Hong Kong actress (born 1964)

Mary Jean Reimer (Note: Legally she still keeps the last name of his deceased husband and her full name is Mary Jean Reimer Lau.) (born 22 May 1964), also known as Yung Jing Jing, is a Hong Kong solicitor and actress. She has American-Chinese-Vietnamese ancestry.

==Early life and film career==
Reimer was born in South Vietnam (or the United States) to a Teochow Vietnamese father and Hoa mother. Her family moved to Hong Kong in 1965. She began her acting career with the TV series The Youth (年青人) and in 1980, she co-starred with Danny Chan in Clifford Choi's youth drama Encore (喝采). She reached her foremost fame with fantasy Wuxia films, among which is Little Dragon Maiden (楊過與小龍女) where she played the title character Xiaolongnü.

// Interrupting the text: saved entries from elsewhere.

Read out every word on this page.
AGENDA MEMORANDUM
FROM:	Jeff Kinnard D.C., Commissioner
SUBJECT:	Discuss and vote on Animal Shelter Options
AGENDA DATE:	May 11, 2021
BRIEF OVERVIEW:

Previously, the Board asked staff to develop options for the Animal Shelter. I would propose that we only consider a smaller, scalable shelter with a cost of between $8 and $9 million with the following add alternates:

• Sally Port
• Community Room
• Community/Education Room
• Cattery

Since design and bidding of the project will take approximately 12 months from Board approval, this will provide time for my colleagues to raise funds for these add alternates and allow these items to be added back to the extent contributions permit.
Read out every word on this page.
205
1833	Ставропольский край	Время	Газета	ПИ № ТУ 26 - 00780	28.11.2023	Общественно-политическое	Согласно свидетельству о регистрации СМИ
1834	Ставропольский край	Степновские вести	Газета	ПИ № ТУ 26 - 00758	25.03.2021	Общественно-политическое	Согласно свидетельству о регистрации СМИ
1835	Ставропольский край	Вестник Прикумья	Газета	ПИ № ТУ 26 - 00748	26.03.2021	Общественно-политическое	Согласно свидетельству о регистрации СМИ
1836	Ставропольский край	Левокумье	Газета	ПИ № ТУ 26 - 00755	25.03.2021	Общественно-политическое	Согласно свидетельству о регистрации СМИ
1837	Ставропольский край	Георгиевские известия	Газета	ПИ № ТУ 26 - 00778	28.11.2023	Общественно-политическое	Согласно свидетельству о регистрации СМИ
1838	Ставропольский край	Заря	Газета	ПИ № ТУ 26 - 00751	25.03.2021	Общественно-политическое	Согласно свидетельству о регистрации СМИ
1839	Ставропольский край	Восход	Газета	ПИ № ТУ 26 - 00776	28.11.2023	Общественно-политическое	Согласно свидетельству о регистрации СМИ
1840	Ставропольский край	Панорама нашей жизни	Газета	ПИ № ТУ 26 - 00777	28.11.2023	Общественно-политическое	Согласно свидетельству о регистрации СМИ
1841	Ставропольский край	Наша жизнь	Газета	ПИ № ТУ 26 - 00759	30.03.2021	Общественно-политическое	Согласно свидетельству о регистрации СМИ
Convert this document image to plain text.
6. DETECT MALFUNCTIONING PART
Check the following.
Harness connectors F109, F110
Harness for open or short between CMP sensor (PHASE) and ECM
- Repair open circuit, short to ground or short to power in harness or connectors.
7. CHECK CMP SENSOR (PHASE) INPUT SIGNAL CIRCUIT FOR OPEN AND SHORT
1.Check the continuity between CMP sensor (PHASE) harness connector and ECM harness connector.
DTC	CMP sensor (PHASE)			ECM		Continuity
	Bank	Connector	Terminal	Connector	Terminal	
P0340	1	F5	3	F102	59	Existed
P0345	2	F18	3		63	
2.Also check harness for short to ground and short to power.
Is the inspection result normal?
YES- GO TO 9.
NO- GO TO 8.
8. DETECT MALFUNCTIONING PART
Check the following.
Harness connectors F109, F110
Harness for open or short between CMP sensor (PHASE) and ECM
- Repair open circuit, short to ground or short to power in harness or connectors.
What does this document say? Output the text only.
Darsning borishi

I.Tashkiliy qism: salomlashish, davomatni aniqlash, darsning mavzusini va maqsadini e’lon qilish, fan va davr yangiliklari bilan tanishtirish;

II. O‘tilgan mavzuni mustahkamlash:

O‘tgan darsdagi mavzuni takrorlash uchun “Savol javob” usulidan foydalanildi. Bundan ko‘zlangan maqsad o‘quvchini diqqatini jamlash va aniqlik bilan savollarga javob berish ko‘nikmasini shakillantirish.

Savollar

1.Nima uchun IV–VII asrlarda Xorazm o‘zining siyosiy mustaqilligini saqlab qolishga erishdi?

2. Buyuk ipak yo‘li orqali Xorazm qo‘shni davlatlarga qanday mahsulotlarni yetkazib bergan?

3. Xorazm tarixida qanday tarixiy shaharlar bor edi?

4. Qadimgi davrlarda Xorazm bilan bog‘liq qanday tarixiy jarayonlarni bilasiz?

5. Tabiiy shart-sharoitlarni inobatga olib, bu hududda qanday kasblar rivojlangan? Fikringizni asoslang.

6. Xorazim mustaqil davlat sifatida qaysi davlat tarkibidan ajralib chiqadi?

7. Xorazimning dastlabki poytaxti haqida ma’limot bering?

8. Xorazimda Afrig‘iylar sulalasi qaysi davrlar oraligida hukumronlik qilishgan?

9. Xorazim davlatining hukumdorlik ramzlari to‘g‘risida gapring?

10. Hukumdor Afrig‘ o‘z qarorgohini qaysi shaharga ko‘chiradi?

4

Reimer ended her acting career after marriage to Lau Kar-leung in 1984. She has two daughters, Jeanne, born 1986, and Rosemary, born 1989, with him.

==Later career==
Reimer started to work as an insurance consultant in 1989. She graduated from the University of Hong Kong School of Professional and Continuing Education in 1996 and began her career as a solicitor after her exam for her insurance agent qualifications has sections with regards to law, in which she scored 92 points. Reimer owned her business Reimer & Partners. In 2014, she retired after developing hypothyroidism from the physical and emotional stress from being a solicitor.

Reimer was also renowned as a TV and radio host and as a freelance writer with a newspaper column, Dangerous Persons.

Reimer is a practising Buddhist who used to sit on the board of Ting Wai Monastery. She exposed Sik Chi Ding, the abbess, for mishandling millions of Hong Kong dollars in donations and sham marriages with two monks for residency purposes. She has also been active in exposing the practice of fake monks begging in Hong Kong and foreign cities.

Reimer married her longtime boyfriend Sean Eric Mclean Hotung, who is a member of the Hotung family, in May 2018.